А водитель впереди орал:
– Вы что там делаете? Я только картошку везу! Везу картошку в овощехранилище!
– А вода откуда? – спросил его один из наших, подняв мотыгу.
– Дождь был! – выкрикнул водитель. – У вас тут не было, что ли?
Оказалось, он правду говорил. Так что мы грузовик отпустили.
У нас есть мораль. Мы – люди принципов.
Но я вам скажу, что есть люди, совершенно не уважающие наш народ. У них никакого уважения к матери-корове, они ее убивают ради говядины, ради кожи, ради еще всяких мерзостей. И в нашем обществе таким людям места нет, правда ведь?
· Физрук ·
Рано утром в день республики [17]небо затянуто грязной дымкой, а дети стоят с сонными глазами перед национальным флагом и поют гимн. Учителя, наслаждающиеся их пением, держат платки у носа, фильтруя смог и холод.
Когда наступает время парада, Физрук проходит вдоль строя школьниц, напоминая, что руку надо вскидывать высоко и салют отдавать четко. Проверяет форму: белые туфли чистые, ногти подстрижены.
И он уже почти заканчивает эту проверку, но тут происходит какое-то оживление у школьных ворот. Кто-то приехал.
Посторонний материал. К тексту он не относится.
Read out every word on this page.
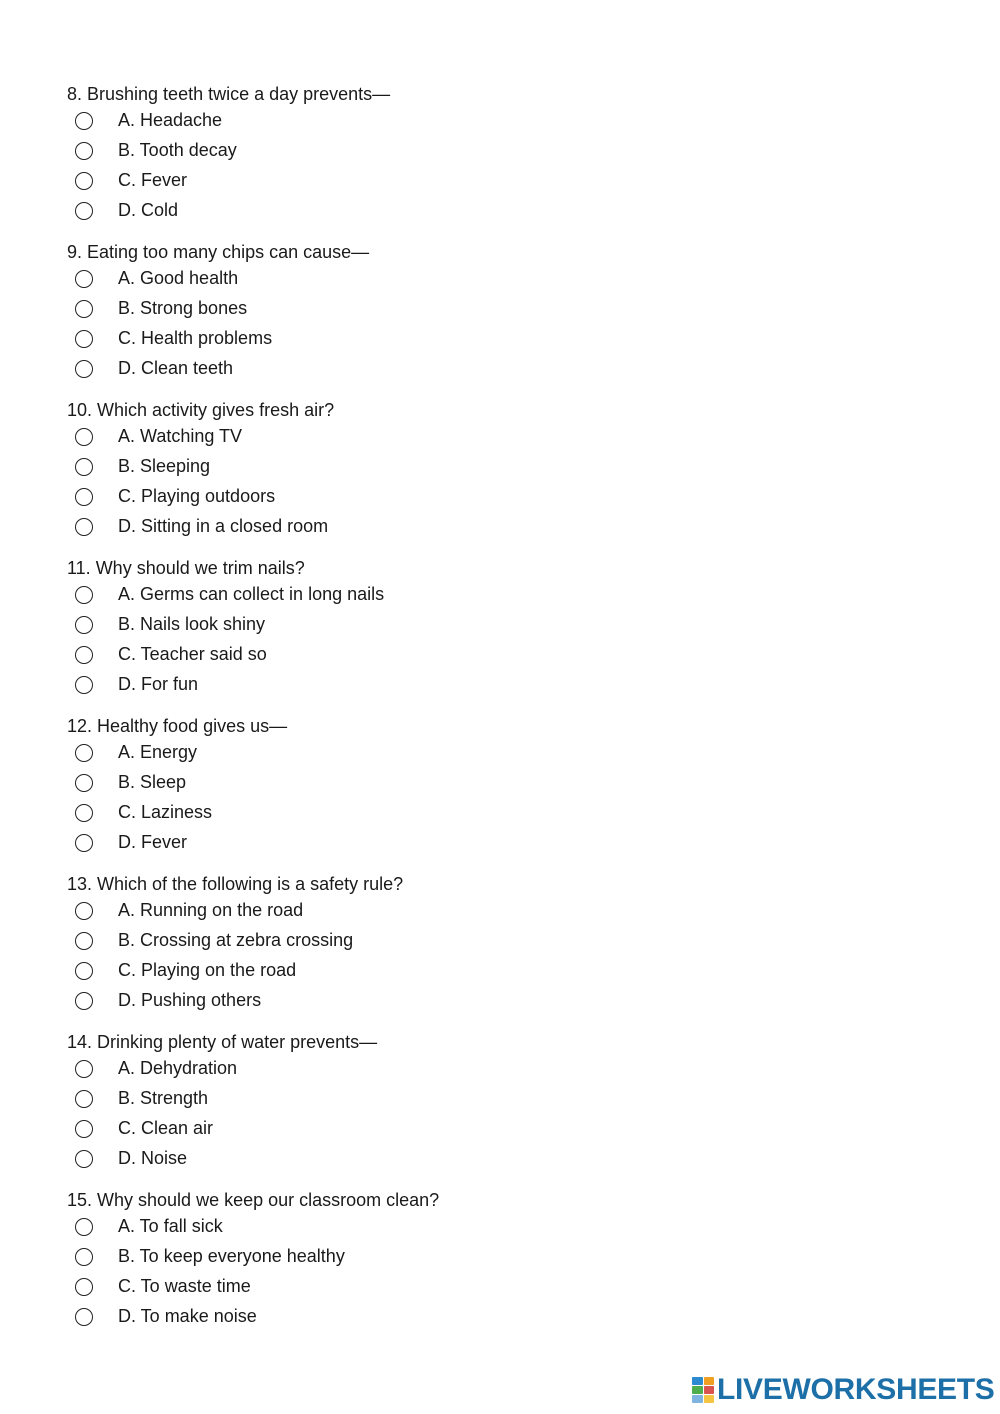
8. Brushing teeth twice a day prevents—
A. Headache
B. Tooth decay
C. Fever
D. Cold
9. Eating too many chips can cause—
A. Good health
B. Strong bones
C. Health problems
D. Clean teeth
10. Which activity gives fresh air?
A. Watching TV
B. Sleeping
C. Playing outdoors
D. Sitting in a closed room
11. Why should we trim nails?
A. Germs can collect in long nails
B. Nails look shiny
C. Teacher said so
D. For fun
12. Healthy food gives us—
A. Energy
B. Sleep
C. Laziness
D. Fever
13. Which of the following is a safety rule?
A. Running on the road
B. Crossing at zebra crossing
C. Playing on the road
D. Pushing others
14. Drinking plenty of water prevents—
A. Dehydration
B. Strength
C. Clean air
D. Noise
15. Why should we keep our classroom clean?
A. To fall sick
B. To keep everyone healthy
C. To waste time
D. To make noise
LIVEWORKSHEETS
Возглавляя небольшую группу, директриса показывает дорогу той, кто идет за ней. Физрук видит знакомый шафрановый шарф, свободно наброшенный на шею женщины в белом сари. Бимала Пал останавливает его восклицания.
– У меня тут работа была прямо рядом, я всего на две минуты, – говорит она.
Одна из школьниц быстро ставит складной стул, потом еще несколько – для помощников и телохранителей, идущих за Бималой Пал. Другую ученицу послали принести чай и свежевыпеченную шингару – пирог с картофелем, горохом и специями. Директриса, чересчур взволнованная, чтобы искать коробку с мелочью, дает ученице деньги из своего кошелька.
– Пожалуйста, не делайте для меня ничего особенного, я просто пришла вас навестить, хотя вот этот ваш преподаватель меня не приглашал!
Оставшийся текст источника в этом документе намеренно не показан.